Series([], Name: peak time, dtype: object)

We turn the `peak time`s into `datetime`s.

In [32]:
flare_data["peak time"] = pd.to_datetime(flare_data["peak time"], errors="coerce", format="%Y/%m/%d %H:%M", utc=True)

All `peak time`s were successfully converted.

In [33]:
flare_data.loc[flare_data["peak time"].isna(), "peak time"]

Series([], Name: peak time, dtype: datetime64[ns, UTC])

For each flare, the `start time` precedes the `peak time`.

In [34]:
flare_data[flare_data["start time"] > flare_data["peak time"]]

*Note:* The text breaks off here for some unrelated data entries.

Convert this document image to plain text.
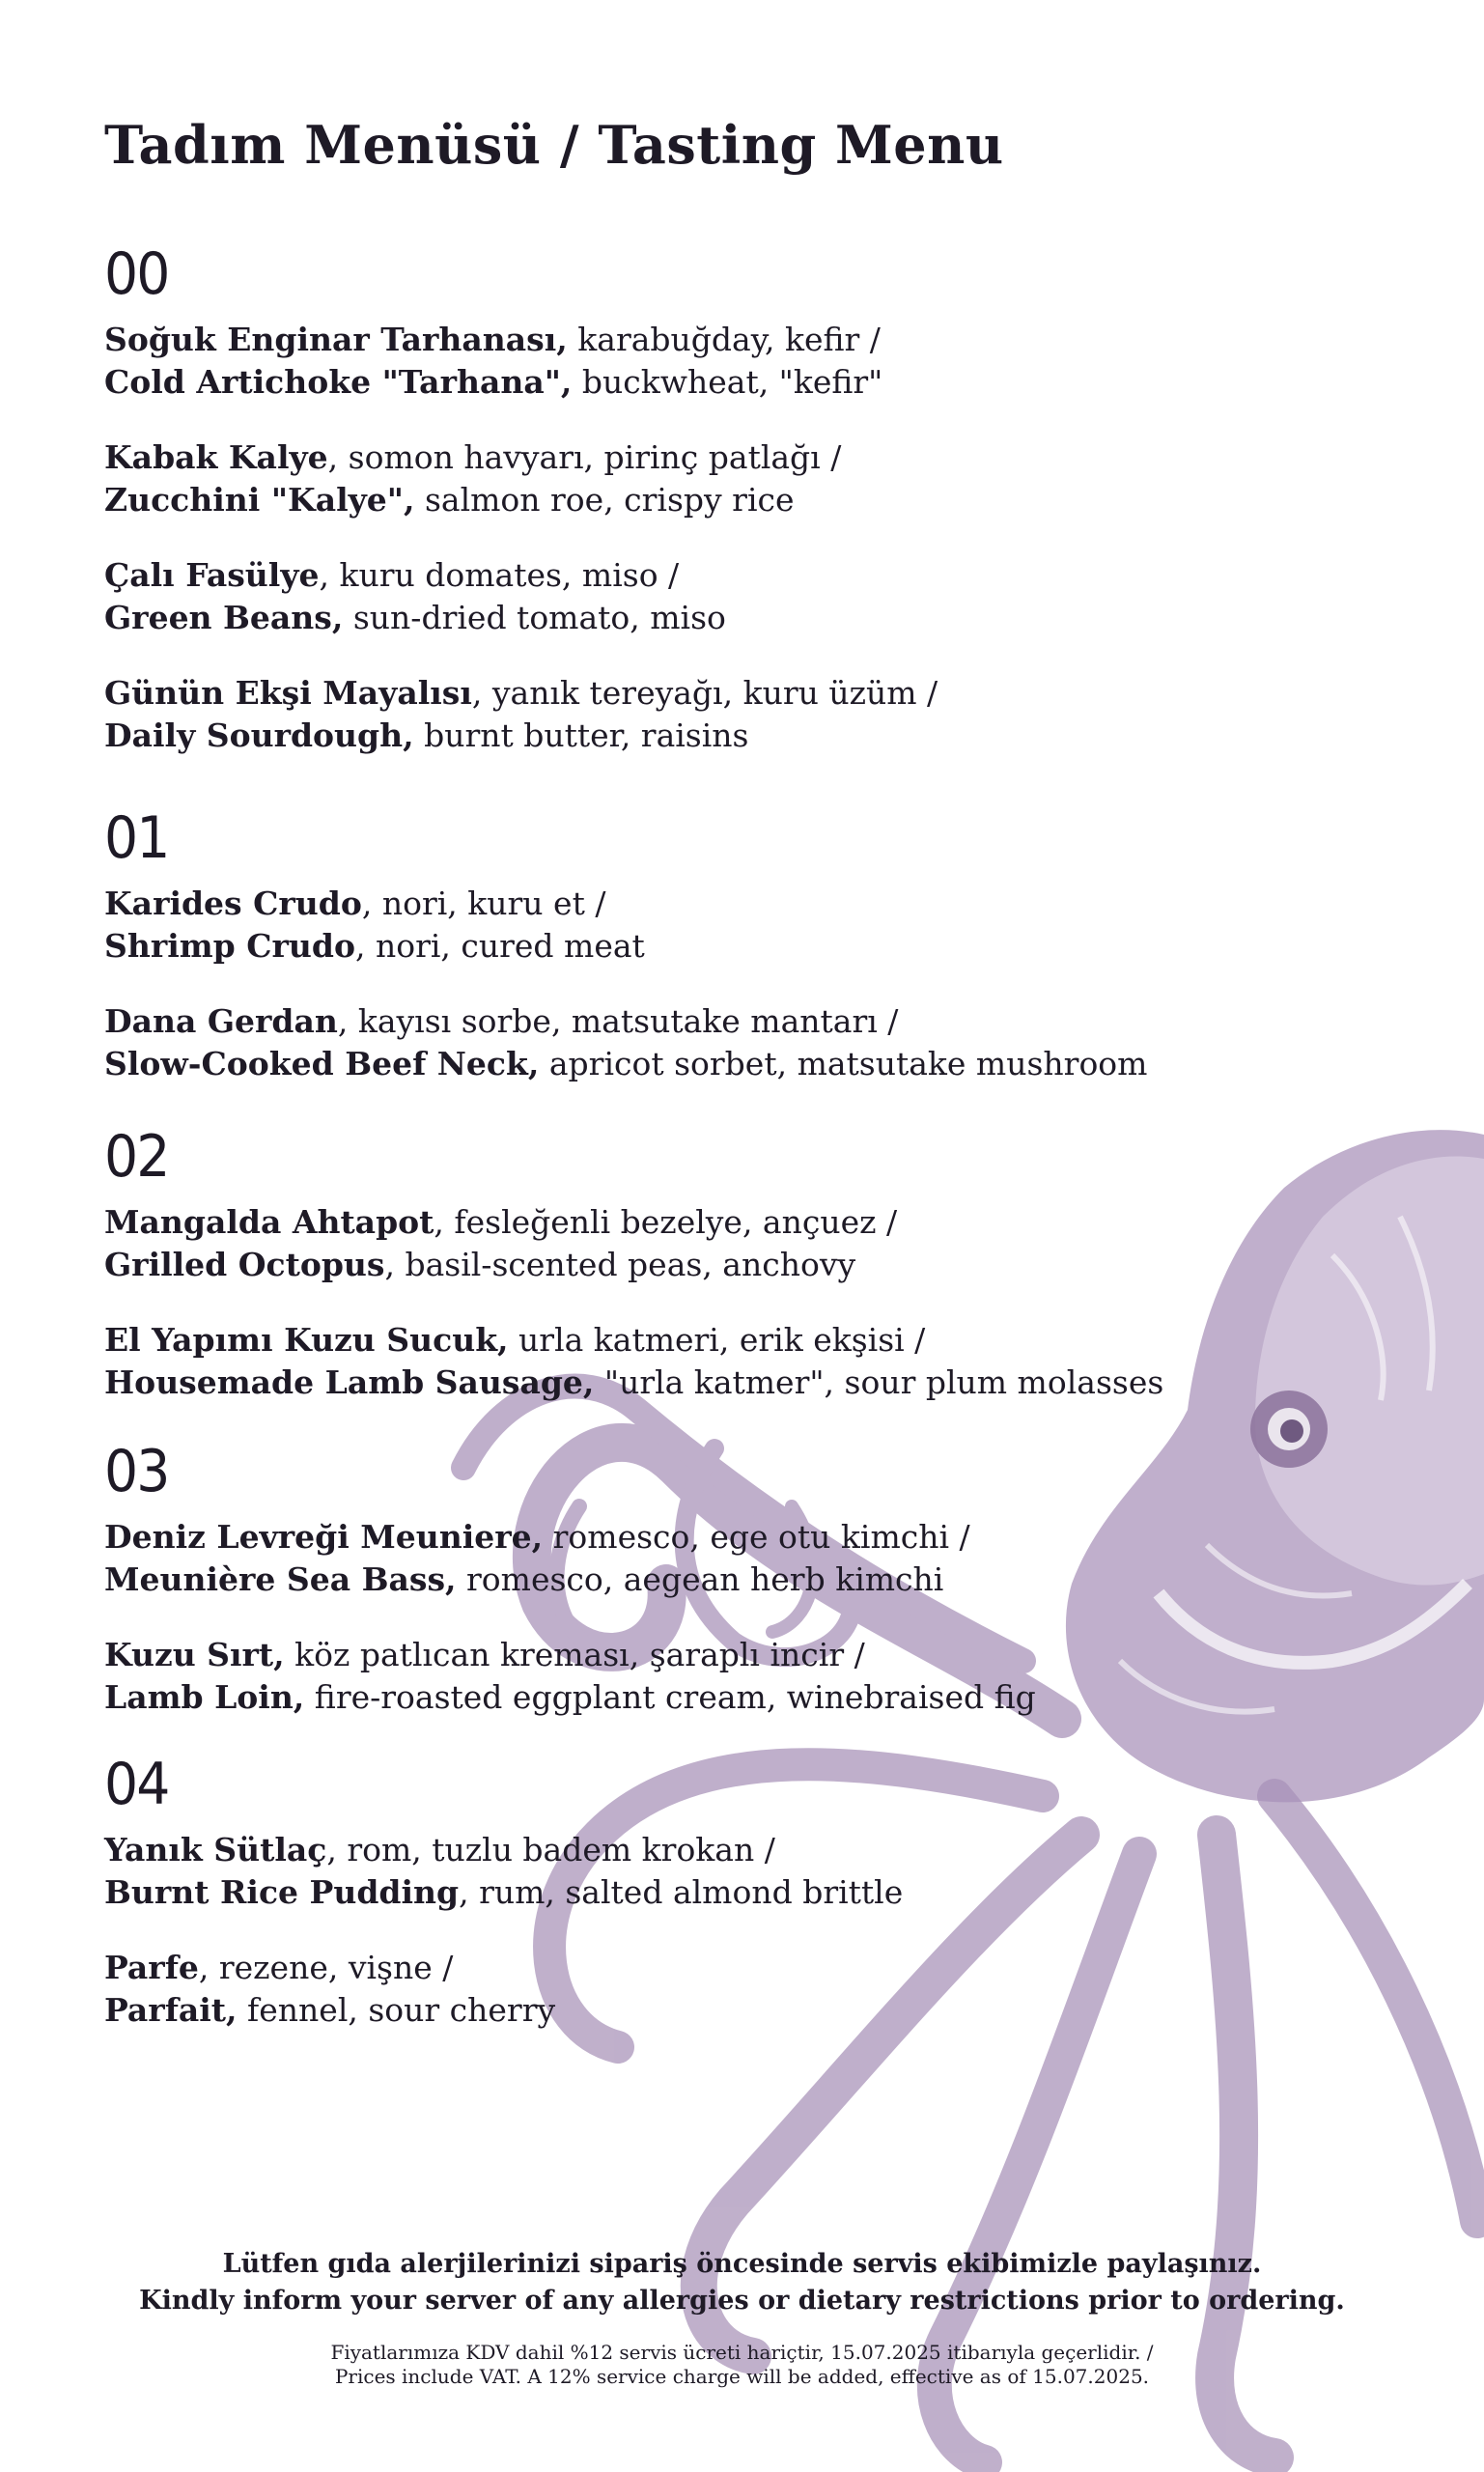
Tadım Menüsü / Tasting Menu
00
Soğuk Enginar Tarhanası, karabuğday, kefir /
Cold Artichoke "Tarhana", buckwheat, "kefir"
Kabak Kalye, somon havyarı, pirinç patlağı /
Zucchini "Kalye", salmon roe, crispy rice
Çalı Fasülye, kuru domates, miso /
Green Beans, sun-dried tomato, miso
Günün Ekşi Mayalısı, yanık tereyağı, kuru üzüm /
Daily Sourdough, burnt butter, raisins
01
Karides Crudo, nori, kuru et /
Shrimp Crudo, nori, cured meat
Dana Gerdan, kayısı sorbe, matsutake mantarı /
Slow-Cooked Beef Neck, apricot sorbet, matsutake mushroom
02
Mangalda Ahtapot, fesleğenli bezelye, ançuez /
Grilled Octopus, basil-scented peas, anchovy
El Yapımı Kuzu Sucuk, urla katmeri, erik ekşisi /
Housemade Lamb Sausage, "urla katmer", sour plum molasses
03
Deniz Levreği Meuniere, romesco, ege otu kimchi /
Meunière Sea Bass, romesco, aegean herb kimchi
Kuzu Sırt, köz patlıcan kreması, şaraplı incir /
Lamb Loin, fire-roasted eggplant cream, winebraised fig
04
Yanık Sütlaç, rom, tuzlu badem krokan /
Burnt Rice Pudding, rum, salted almond brittle
Parfe, rezene, vişne /
Parfait, fennel, sour cherry
Lütfen gıda alerjilerinizi sipariş öncesinde servis ekibimizle paylaşınız.
Kindly inform your server of any allergies or dietary restrictions prior to ordering.
Fiyatlarımıza KDV dahil %12 servis ücreti hariçtir, 15.07.2025 itibarıyla geçerlidir. /
Prices include VAT. A 12% service charge will be added, effective as of 15.07.2025.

Unnamed: 0,start time,end time,peak time,flare_class,peak_intensity,noaa_ar_5min,noaa_ar_5s,hg1,hg2,car1,car2,rtheta1,rtheta2,xy1,xy2,solar_p_angle,solar_radius


For each flare with an `end time`, the `start time`, `peak time`, and `end time` are properly ordered.

In [35]:
flare_data[
    ~flare_data["end time"].isna() &
    ((flare_data["start time"] > flare_data["end time"]) | (flare_data["peak time"] > flare_data["end time"]))
]

Unnamed: 0,start time,end time,peak time,flare_class,peak_intensity,noaa_ar_5min,noaa_ar_5s,hg1,hg2,car1,car2,rtheta1,rtheta2,xy1,xy2,solar_p_angle,solar_radius


We save the final data frame.

In [36]:
flare_data.to_parquet("flare_data.parquet")